Initially I was trying to solve this integral using the substitution $\cos \theta = x$. I drew my triangle so that the side adjacent to $\theta$ was $x$, the hypotenuse was $1$, and from this found that the opposite side was $\sqrt{1-x^2}$; after this I computed my differentials, performed various substitutions, and concluded that $\int \frac{1}{\sqrt{1-x^2}} dx = - \arccos x + c$. However, this wrong. So, I tried the substitution $\sin \theta = x$ and I derived the correct formula. Why didn't my first substitution work?

 

[robphy]

http://www.wolframalpha.com/input/?i=diff(-arccos(x),x)
http://www.wolframalpha.com/input/?i=diff(arcsin(x),x)

 

[Ray Vickson]

Homework Statement

I am doing a little review and having a some trouble deriving the integral $\int \frac{1}{\sqrt{1-x^2}} dx$

Homework Equations

The Attempt at a Solution

Initially I was trying to solve this integral using the substitution $\cos \theta = x$. I drew my triangle so that the side adjacent to $\theta$ was $x$, the hypotenuse was $1$, and from this found that the opposite side was $\sqrt{1-x^2}$; after this I computed my differentials, performed various substitutions, and concluded that $\int \frac{1}{\sqrt{1-x^2}} dx = - \arccos x + c$. However, this wrong. So, I tried the substitution $\sin \theta = x$ and I derived the correct formula. Why didn't my first substitution work?

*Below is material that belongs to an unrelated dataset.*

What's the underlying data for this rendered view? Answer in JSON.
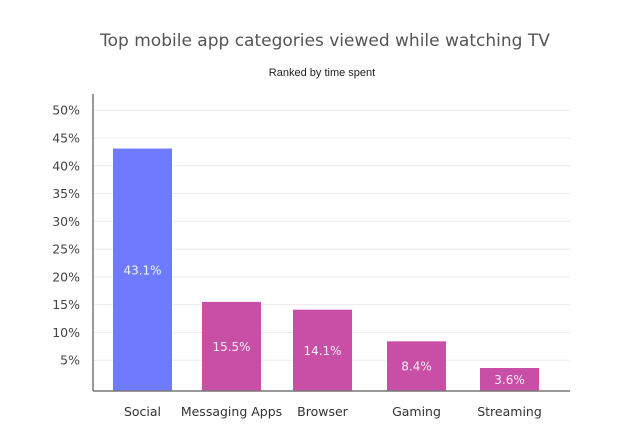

Your first expression $-\arccos(x) + C$ is correct; differentiate it to check. That is something that you should always do.

Think about why there are two different-looking answers!

 

[vela]

If you can't figure out what Ray's getting at, try this: set C=0 for simplicity and plot the two results.

 

[robphy]

Call the integral $\theta\equiv \int \frac{1}{\sqrt{1-x^2}} dx$.
Then we have
$\theta=-\arccos(x) + C_1$ and $\theta=\arcsin(x) + C_2$,

Something that is sometimes forgotten is that the constants of integration ($C_1$ and $C_2$ ) are not generally equal.
That is, if we choose a value for $C_1$, what is the corresponding choice for $C_2$?
Let $C_2=C_1+Q$, where $Q$ is an unknown.

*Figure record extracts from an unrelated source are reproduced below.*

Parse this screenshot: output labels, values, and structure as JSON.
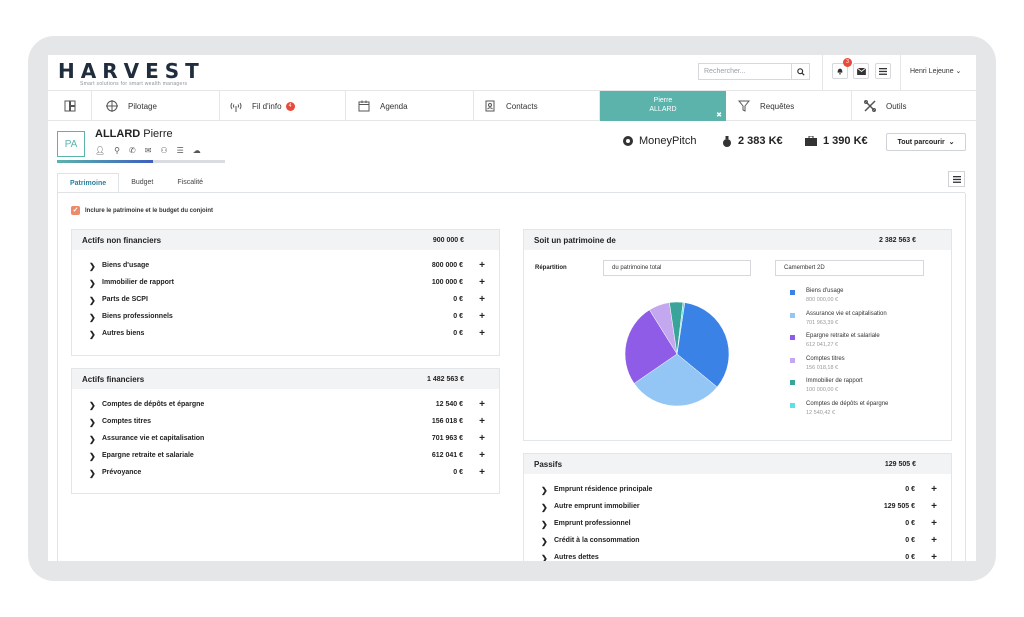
{
  "header": {
    "logo": "HARVEST",
    "tagline": "Smart solutions for smart wealth managers",
    "search_placeholder": "Rechercher...",
    "notif_count": "3",
    "user": "Henri Lejeune"
  },
  "nav": {
    "items": [
      {
        "label": "Pilotage",
        "icon": "target-icon"
      },
      {
        "label": "Fil d'info",
        "icon": "antenna-icon",
        "badge": "4"
      },
      {
        "label": "Agenda",
        "icon": "calendar-icon"
      },
      {
        "label": "Contacts",
        "icon": "contacts-icon"
      },
      {
        "label": "Requêtes",
        "icon": "filter-icon"
      },
      {
        "label": "Outils",
        "icon": "tools-icon"
      }
    ],
    "active_first": "Pierre",
    "active_last": "ALLARD"
  },
  "client": {
    "initials": "PA",
    "last_name": "ALLARD",
    "first_name": "Pierre",
    "moneypitch": "MoneyPitch",
    "gross": "2 383 K€",
    "net": "1 390 K€",
    "parcourir": "Tout parcourir",
    "progress": 0.57
  },
  "tabs": [
    "Patrimoine",
    "Budget",
    "Fiscalité"
  ],
  "checkbox_label": "Inclure le patrimoine et le budget du conjoint",
  "actifs_non_financiers": {
    "title": "Actifs non financiers",
    "total": "900 000 €",
    "rows": [
      {
        "label": "Biens d'usage",
        "value": "800 000 €"
      },
      {
        "label": "Immobilier de rapport",
        "value": "100 000 €"
      },
      {
        "label": "Parts de SCPI",
        "value": "0 €"
      },
      {
        "label": "Biens professionnels",
        "value": "0 €"
      },
      {
        "label": "Autres biens",
        "value": "0 €"
      }
    ]
  },
  "actifs_financiers": {
    "title": "Actifs financiers",
    "total": "1 482 563 €",
    "rows": [
      {
        "label": "Comptes de dépôts et épargne",
        "value": "12 540 €"
      },
      {
        "label": "Comptes titres",
        "value": "156 018 €"
      },
      {
        "label": "Assurance vie et capitalisation",
        "value": "701 963 €"
      },
      {
        "label": "Epargne retraite et salariale",
        "value": "612 041 €"
      },
      {
        "label": "Prévoyance",
        "value": "0 €"
      }
    ]
  },
  "patrimoine": {
    "title": "Soit un patrimoine de",
    "total": "2 382 563 €",
    "repartition_label": "Répartition",
    "repartition_value": "du patrimoine total",
    "chart_type": "Camembert 2D"
  },
  "chart_data": {
    "type": "pie",
    "slices": [
      {
        "name": "Biens d'usage",
        "value": 800000.0,
        "display": "800 000,00 €",
        "color": "#3b82e6"
      },
      {
        "name": "Assurance vie et capitalisation",
        "value": 701963.39,
        "display": "701 963,39 €",
        "color": "#93c6f4"
      },
      {
        "name": "Epargne retraite et salariale",
        "value": 612041.27,
        "display": "612 041,27 €",
        "color": "#8f5ce8"
      },
      {
        "name": "Comptes titres",
        "value": 156018.18,
        "display": "156 018,18 €",
        "color": "#c3a8f0"
      },
      {
        "name": "Immobilier de rapport",
        "value": 100000.0,
        "display": "100 000,00 €",
        "color": "#3aa39a"
      },
      {
        "name": "Comptes de dépôts et épargne",
        "value": 12540.42,
        "display": "12 540,42 €",
        "color": "#5fe0e6"
      }
    ],
    "legend_position": "right"
  },
  "passifs": {
    "title": "Passifs",
    "total": "129 505 €",
    "rows": [
      {
        "label": "Emprunt résidence principale",
        "value": "0 €"
      },
      {
        "label": "Autre emprunt immobilier",
        "value": "129 505 €"
      },
      {
        "label": "Emprunt professionnel",
        "value": "0 €"
      },
      {
        "label": "Crédit à la consommation",
        "value": "0 €"
      },
      {
        "label": "Autres dettes",
        "value": "0 €"
      }
    ]
  }
}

In this case, it might help interpreting the results as follows:
$\cos(C_1-\theta)=x$ and $\sin(\theta-C_2)=x$.
What is $Q$?

 

[robphy]

http://www.wolframalpha.com/input/?i=diff(-arccos(x),x)
http://www.wolframalpha.com/input/?i=diff(arcsin(x),x)

and here's another:
http://www.wolframalpha.com/input/?i=diff(2*arcsin(sqrt((x+1)/2)),x)
http://www.wolframalpha.com/input/?i=diff(-2*arccos(sqrt((x+1)/2)),x)